Elles pensaient que tout actif qui était liquide au moment de son lancement le restait de manière permanente et qu’ainsi à tout moment il faisait l’objet d’une offre et d’une demande qui permettaient de former un prix. Elles se sont aperçues que tel n’était pas le cas avec les difficultés rencontrées dans la commercialisation de Sicav monétaires notées triple A mais ayant une duration très longue et une architecture compliquée.

Elles croyaient qu’une dette souveraine d’un pays développé ne risquait pas de faire défaut. Elles ont appris avec le cas de la Grèce que cette supposition était inexacte.

Elles étaient d’avis que la faible probabilité de concrétisation d’un risque donné s’assimilait à l’absence totale de ce risque. Elles ont été contraintes de considérer que ce risque pouvait à de rares moments se concrétiser et avoir alors de lourdes conséquences.

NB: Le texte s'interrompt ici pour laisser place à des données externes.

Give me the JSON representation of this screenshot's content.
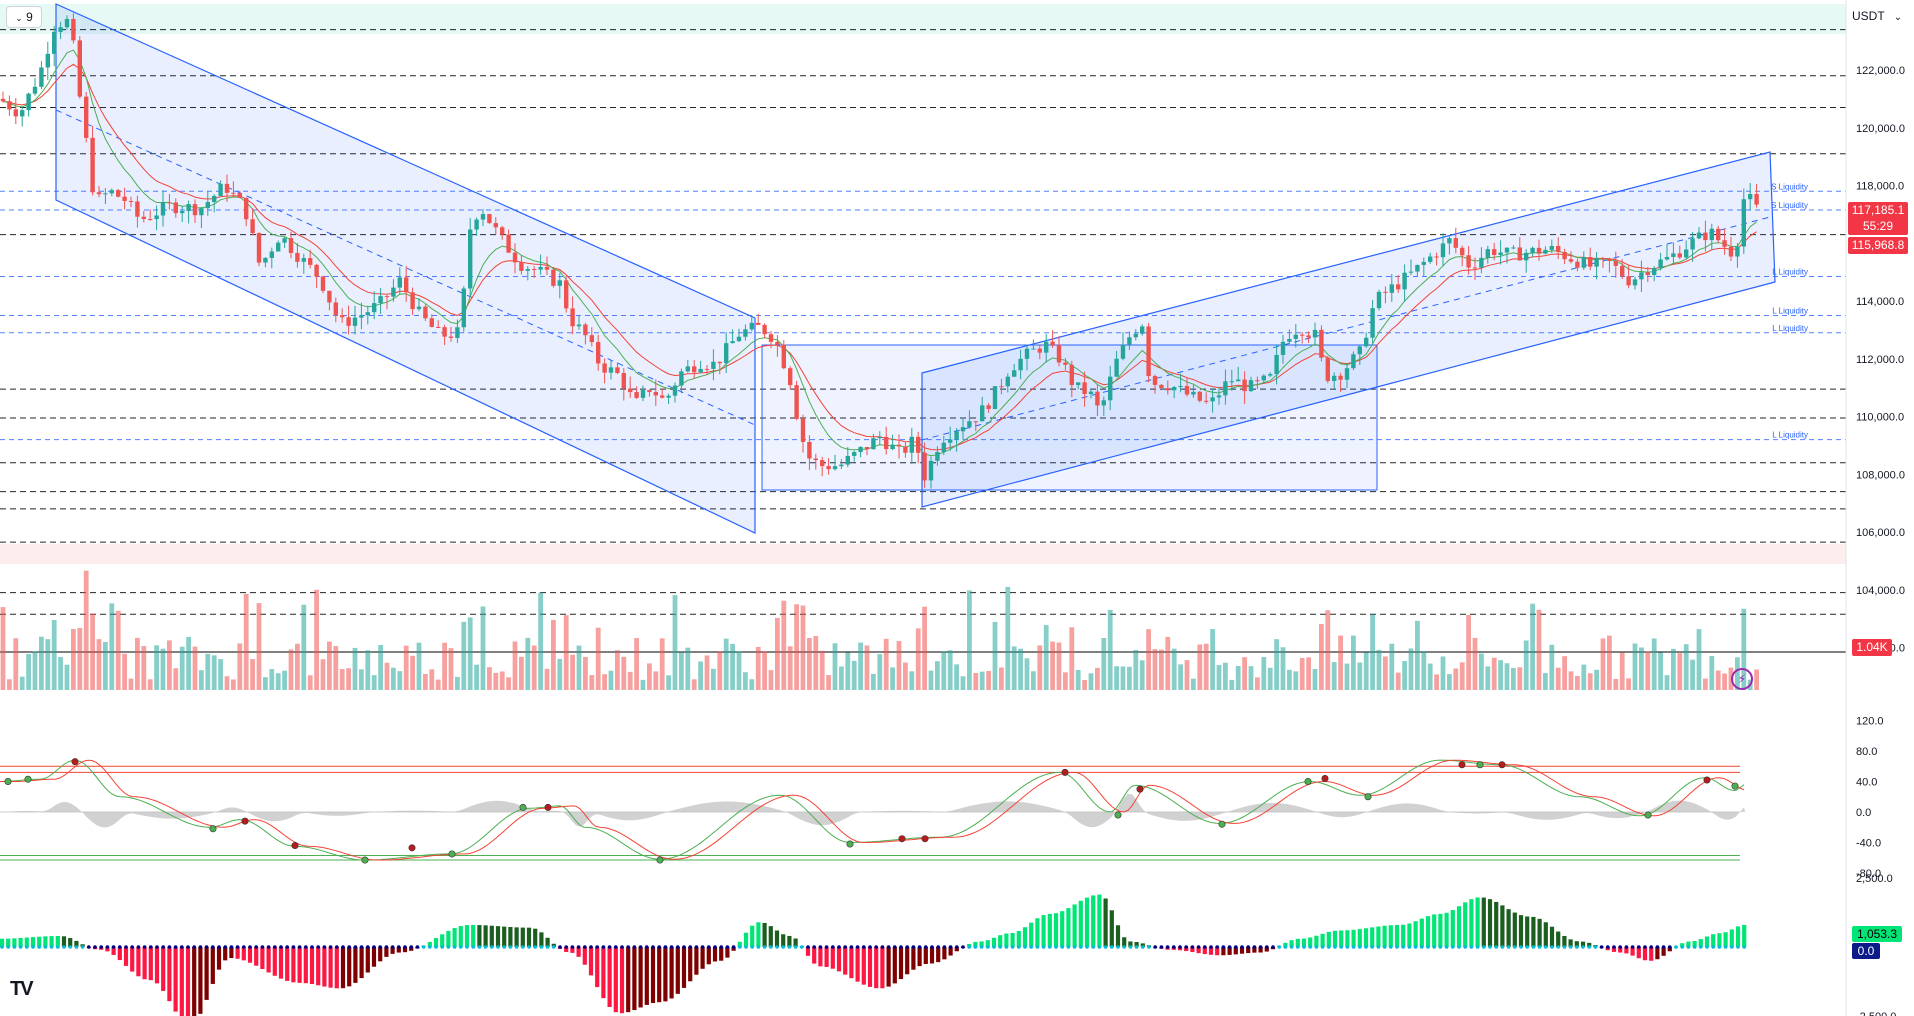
{
  "toolbar": {
    "interval_badge": "9",
    "currency": "USDT",
    "logo_text": "TV"
  },
  "colors": {
    "up": "#26a69a",
    "down": "#ef5350",
    "channel": "#2962ff",
    "channel_fill": "#2962ff",
    "ema_red": "#f44336",
    "ema_green": "#4caf50",
    "grid": "#000000",
    "price_badge": "#f23645",
    "vol_badge": "#f23645",
    "macd_up_strong": "#00e676",
    "macd_up_weak": "#1b5e20",
    "macd_down_strong": "#ff1744",
    "macd_down_weak": "#7f0000",
    "macd_line": "#000080",
    "macd_signal": "#00bcd4",
    "stoch_k": "#4caf50",
    "stoch_d": "#f44336",
    "hist_area": "#bdbdbd"
  },
  "chart_data": [
    {
      "type": "candlestick",
      "pair_quote": "USDT",
      "ylim": [
        106000,
        124000
      ],
      "price_axis_labels": [
        "122,000.0",
        "120,000.0",
        "118,000.0",
        "116,000.0",
        "114,000.0",
        "112,000.0",
        "110,000.0",
        "108,000.0",
        "106,000.0",
        "104,000.0",
        "102,000.0"
      ],
      "price_axis_values": [
        122000,
        120000,
        118000,
        116000,
        114000,
        112000,
        110000,
        108000,
        106000,
        104000,
        102000
      ],
      "levels": [
        {
          "price": 123400,
          "style": "dashed-black"
        },
        {
          "price": 121800,
          "style": "dashed-black"
        },
        {
          "price": 120700,
          "style": "dashed-black"
        },
        {
          "price": 119100,
          "style": "dashed-black"
        },
        {
          "price": 117800,
          "style": "dashed-blue",
          "label": "S Liquidity"
        },
        {
          "price": 117150,
          "style": "dashed-blue",
          "label": "S Liquidity"
        },
        {
          "price": 116300,
          "style": "dashed-black"
        },
        {
          "price": 114850,
          "style": "dashed-blue",
          "label": "L Liquidity"
        },
        {
          "price": 113500,
          "style": "dashed-blue",
          "label": "L Liquidity"
        },
        {
          "price": 112900,
          "style": "dashed-blue",
          "label": "L Liquidity"
        },
        {
          "price": 110950,
          "style": "dashed-black"
        },
        {
          "price": 109950,
          "style": "dashed-black"
        },
        {
          "price": 109200,
          "style": "dashed-blue",
          "label": "L Liquidity"
        },
        {
          "price": 108400,
          "style": "dashed-black"
        },
        {
          "price": 107400,
          "style": "dashed-black"
        },
        {
          "price": 106800,
          "style": "dashed-black"
        },
        {
          "price": 105650,
          "style": "dashed-black"
        },
        {
          "price": 103900,
          "style": "dashed-black"
        },
        {
          "price": 103150,
          "style": "dashed-black"
        }
      ],
      "last_price_label": "117,185.1",
      "countdown_label": "55:29",
      "second_price_label": "115,968.8",
      "volume_label": "1.04K"
    },
    {
      "type": "line",
      "name": "stochastic_rsi",
      "ylim": [
        -100,
        120
      ],
      "axis_labels": [
        "120.0",
        "80.0",
        "40.0",
        "0.0",
        "-40.0",
        "-80.0"
      ],
      "axis_values": [
        120,
        80,
        40,
        0,
        -40,
        -80
      ]
    },
    {
      "type": "bar",
      "name": "macd_histogram",
      "ylim": [
        -3500,
        3500
      ],
      "axis_labels": [
        "2,500.0",
        "-2,500.0"
      ],
      "axis_values": [
        2500,
        -2500
      ],
      "value_label": "1,053.3",
      "signal_label": "0.0"
    }
  ]
}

Elles estimaient que les ratings délivrés par les agences de notation étaient de nature durable. Elles ont du admettre qu’ils pouvaient brusquement varier.

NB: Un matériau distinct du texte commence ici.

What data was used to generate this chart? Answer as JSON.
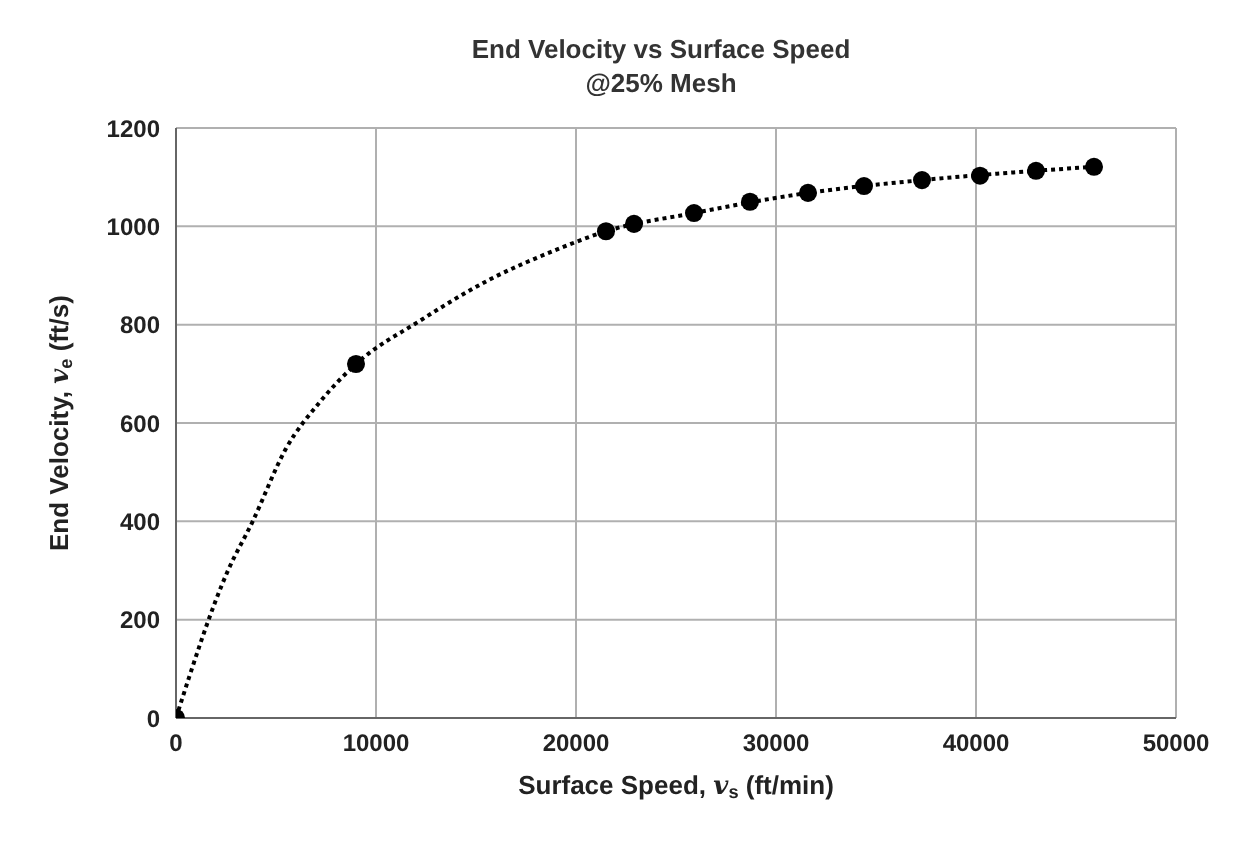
{
  "chart_data": {
    "type": "scatter",
    "title": "End Velocity vs Surface Speed",
    "subtitle": "@25% Mesh",
    "xlabel": "Surface Speed, v$_{s}$ (ft/min)",
    "ylabel": "End Velocity, v$_{e}$ (ft/s)",
    "x": [
      0,
      9000,
      21500,
      22900,
      25900,
      28700,
      31600,
      34400,
      37300,
      40200,
      43000,
      45900
    ],
    "series": [
      {
        "color": "#000000",
        "marker": "circle",
        "values": [
          0,
          720,
          990,
          1005,
          1027,
          1050,
          1068,
          1082,
          1094,
          1103,
          1113,
          1121
        ]
      },
      {
        "type": "line",
        "color": "#000000",
        "marker": "none",
        "line_style": "dotted",
        "x": [
          0,
          2600,
          3800,
          5500,
          7200,
          9000,
          12200,
          15600,
          19000,
          21500,
          25900,
          31600,
          37300,
          43000,
          45900
        ],
        "values": [
          0,
          300,
          397,
          548,
          643,
          720,
          808,
          890,
          952,
          990,
          1027,
          1068,
          1094,
          1113,
          1121
        ]
      }
    ],
    "xlim": [
      0,
      50000
    ],
    "xticks": [
      0,
      10000,
      20000,
      30000,
      40000,
      50000
    ],
    "ylim": [
      0,
      1200
    ],
    "yticks": [
      0,
      200,
      400,
      600,
      800,
      1000,
      1200
    ],
    "grid": true
  }
}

Elles étaient convaincues qu’il était toujours possible de se prêter entre banques de premier rang. Elles ont du se rendre compte que dans des moments de tensions extrêmes sur les marchés financiers, le segment du financement interbancaire pouvait totalement se gripper.

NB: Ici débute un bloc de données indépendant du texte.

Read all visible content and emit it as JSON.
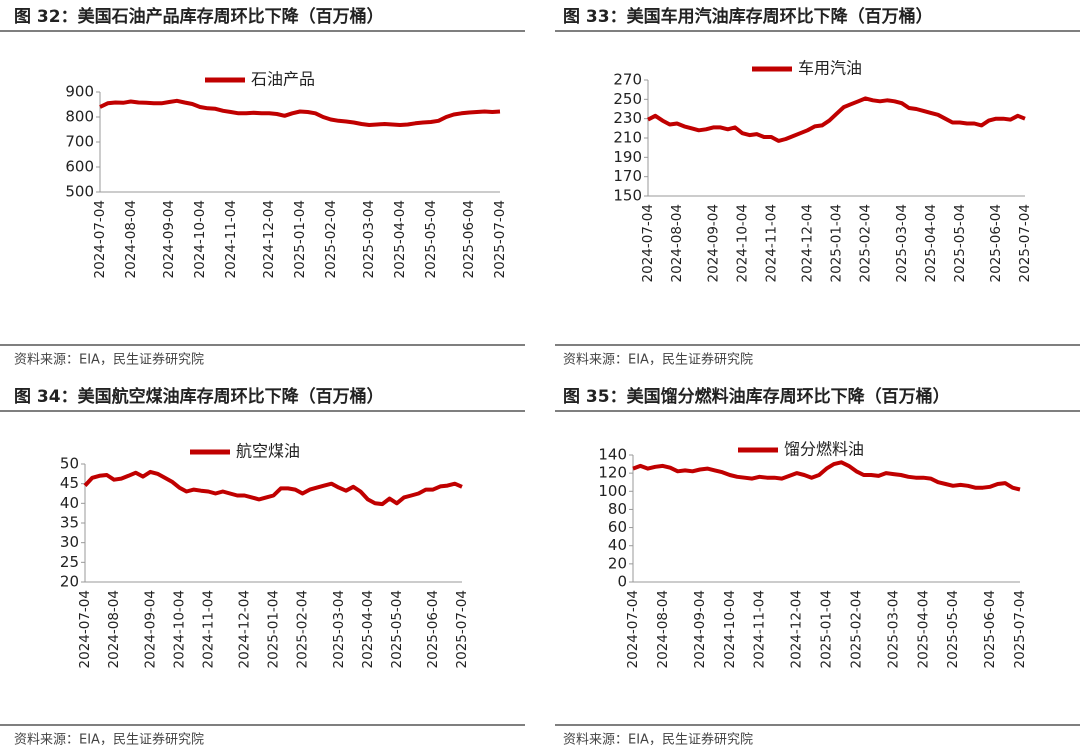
{
  "chart_data": [
    {
      "type": "line",
      "title": "图 32：美国石油产品库存周环比下降（百万桶）",
      "source": "资料来源：EIA，民生证券研究院",
      "categories": [
        "2024-07-04",
        null,
        null,
        null,
        "2024-08-04",
        null,
        null,
        null,
        null,
        "2024-09-04",
        null,
        null,
        null,
        "2024-10-04",
        null,
        null,
        null,
        "2024-11-04",
        null,
        null,
        null,
        null,
        "2024-12-04",
        null,
        null,
        null,
        "2025-01-04",
        null,
        null,
        null,
        "2025-02-04",
        null,
        null,
        null,
        null,
        "2025-03-04",
        null,
        null,
        null,
        "2025-04-04",
        null,
        null,
        null,
        "2025-05-04",
        null,
        null,
        null,
        null,
        "2025-06-04",
        null,
        null,
        null,
        "2025-07-04"
      ],
      "series": [
        {
          "name": "石油产品",
          "color": "#c00000",
          "values": [
            840,
            855,
            858,
            857,
            862,
            858,
            857,
            855,
            855,
            860,
            865,
            858,
            852,
            840,
            835,
            833,
            825,
            820,
            815,
            815,
            817,
            815,
            815,
            812,
            805,
            815,
            822,
            820,
            815,
            800,
            790,
            785,
            782,
            778,
            772,
            768,
            770,
            772,
            770,
            768,
            770,
            775,
            778,
            780,
            785,
            800,
            810,
            815,
            818,
            820,
            822,
            820,
            822
          ]
        }
      ],
      "ylim": [
        500,
        900
      ],
      "yticks": [
        500,
        600,
        700,
        800,
        900
      ],
      "legend": "top"
    },
    {
      "type": "line",
      "title": "图 33：美国车用汽油库存周环比下降（百万桶）",
      "source": "资料来源：EIA，民生证券研究院",
      "categories": [
        "2024-07-04",
        null,
        null,
        null,
        "2024-08-04",
        null,
        null,
        null,
        null,
        "2024-09-04",
        null,
        null,
        null,
        "2024-10-04",
        null,
        null,
        null,
        "2024-11-04",
        null,
        null,
        null,
        null,
        "2024-12-04",
        null,
        null,
        null,
        "2025-01-04",
        null,
        null,
        null,
        "2025-02-04",
        null,
        null,
        null,
        null,
        "2025-03-04",
        null,
        null,
        null,
        "2025-04-04",
        null,
        null,
        null,
        "2025-05-04",
        null,
        null,
        null,
        null,
        "2025-06-04",
        null,
        null,
        null,
        "2025-07-04"
      ],
      "series": [
        {
          "name": "车用汽油",
          "color": "#c00000",
          "values": [
            229,
            233,
            228,
            224,
            225,
            222,
            220,
            218,
            219,
            221,
            221,
            219,
            221,
            215,
            213,
            214,
            211,
            211,
            207,
            209,
            212,
            215,
            218,
            222,
            223,
            228,
            235,
            242,
            245,
            248,
            251,
            249,
            248,
            249,
            248,
            246,
            241,
            240,
            238,
            236,
            234,
            230,
            226,
            226,
            225,
            225,
            223,
            228,
            230,
            230,
            229,
            233,
            230
          ]
        }
      ],
      "ylim": [
        150,
        270
      ],
      "yticks": [
        150,
        170,
        190,
        210,
        230,
        250,
        270
      ],
      "legend": "top"
    },
    {
      "type": "line",
      "title": "图 34：美国航空煤油库存周环比下降（百万桶）",
      "source": "资料来源：EIA，民生证券研究院",
      "categories": [
        "2024-07-04",
        null,
        null,
        null,
        "2024-08-04",
        null,
        null,
        null,
        null,
        "2024-09-04",
        null,
        null,
        null,
        "2024-10-04",
        null,
        null,
        null,
        "2024-11-04",
        null,
        null,
        null,
        null,
        "2024-12-04",
        null,
        null,
        null,
        "2025-01-04",
        null,
        null,
        null,
        "2025-02-04",
        null,
        null,
        null,
        null,
        "2025-03-04",
        null,
        null,
        null,
        "2025-04-04",
        null,
        null,
        null,
        "2025-05-04",
        null,
        null,
        null,
        null,
        "2025-06-04",
        null,
        null,
        null,
        "2025-07-04"
      ],
      "series": [
        {
          "name": "航空煤油",
          "color": "#c00000",
          "values": [
            44.5,
            46.5,
            47,
            47.2,
            46,
            46.3,
            47,
            47.8,
            46.8,
            48,
            47.5,
            46.5,
            45.5,
            44,
            43,
            43.5,
            43.2,
            43,
            42.5,
            43,
            42.5,
            42,
            42,
            41.5,
            41,
            41.5,
            42,
            43.8,
            43.8,
            43.5,
            42.5,
            43.5,
            44,
            44.5,
            45,
            44,
            43.2,
            44.2,
            43,
            41,
            40,
            39.8,
            41.2,
            40,
            41.5,
            42,
            42.5,
            43.5,
            43.5,
            44.3,
            44.5,
            45,
            44.2
          ]
        }
      ],
      "ylim": [
        20,
        50
      ],
      "yticks": [
        20,
        25,
        30,
        35,
        40,
        45,
        50
      ],
      "legend": "top"
    },
    {
      "type": "line",
      "title": "图 35：美国馏分燃料油库存周环比下降（百万桶）",
      "source": "资料来源：EIA，民生证券研究院",
      "categories": [
        "2024-07-04",
        null,
        null,
        null,
        "2024-08-04",
        null,
        null,
        null,
        null,
        "2024-09-04",
        null,
        null,
        null,
        "2024-10-04",
        null,
        null,
        null,
        "2024-11-04",
        null,
        null,
        null,
        null,
        "2024-12-04",
        null,
        null,
        null,
        "2025-01-04",
        null,
        null,
        null,
        "2025-02-04",
        null,
        null,
        null,
        null,
        "2025-03-04",
        null,
        null,
        null,
        "2025-04-04",
        null,
        null,
        null,
        "2025-05-04",
        null,
        null,
        null,
        null,
        "2025-06-04",
        null,
        null,
        null,
        "2025-07-04"
      ],
      "series": [
        {
          "name": "馏分燃料油",
          "color": "#c00000",
          "values": [
            125,
            128,
            125,
            127,
            128,
            126,
            122,
            123,
            122,
            124,
            125,
            123,
            121,
            118,
            116,
            115,
            114,
            116,
            115,
            115,
            114,
            117,
            120,
            118,
            115,
            118,
            125,
            130,
            132,
            128,
            122,
            118,
            118,
            117,
            120,
            119,
            118,
            116,
            115,
            115,
            114,
            110,
            108,
            106,
            107,
            106,
            104,
            104,
            105,
            108,
            109,
            104,
            102
          ]
        }
      ],
      "ylim": [
        0,
        140
      ],
      "yticks": [
        0,
        20,
        40,
        60,
        80,
        100,
        120,
        140
      ],
      "legend": "top"
    }
  ]
}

Elles avaient coutume de se figurer que les modèles de marché bâtis pour gérer des produits compliqués reflétaient 100% de la réalité. Elles ont été poussées à devoir intégrer dans ces modèles des marges de précaution.

Au de la réévaluation de ces risques, les banques ont compris que des excès avaient été commis dans leurs comportements qui ont ébranlé la confiance qu’on leur témoignait. Elles ont saisi qu’elles avaient été abusivement dans le courtermisme et qu’elles ne s’étaient pas montrées suffisamment responsables lors de la commercialisation de produits complexes à des professionnels.

Elles ont appris à composer avec de nouvelles règles portant sur plusieurs aspects de leurs activités : leur encadrement prudentiel, leur structuration, leur supervision et leur résolution. Elles ont dû renforcer leurs fonds propres, prendre moins de risques et concevoir qu’un défaut organisé était envisageable dans le cas où elles se retrouvaient dans des situations de stress extrême.

« L’ensemble des ces évolutions dont l’ultime finalité est d’assurer une plus grande stabilité auront également pour résultats un affaiblissement de la rentabilité des banques, un renchérissement du coût de l’intermédiation bancaire. Les crédits octroyés, les prestations proposées sont destinés à devenir plus cher » conclut Jean Beunardeau lors d’une audition conjointe organisée par la commission des finances du Sénat sur le thème sur le thème « Stabilité financière : a-t-on progressé depuis 2008 ? ».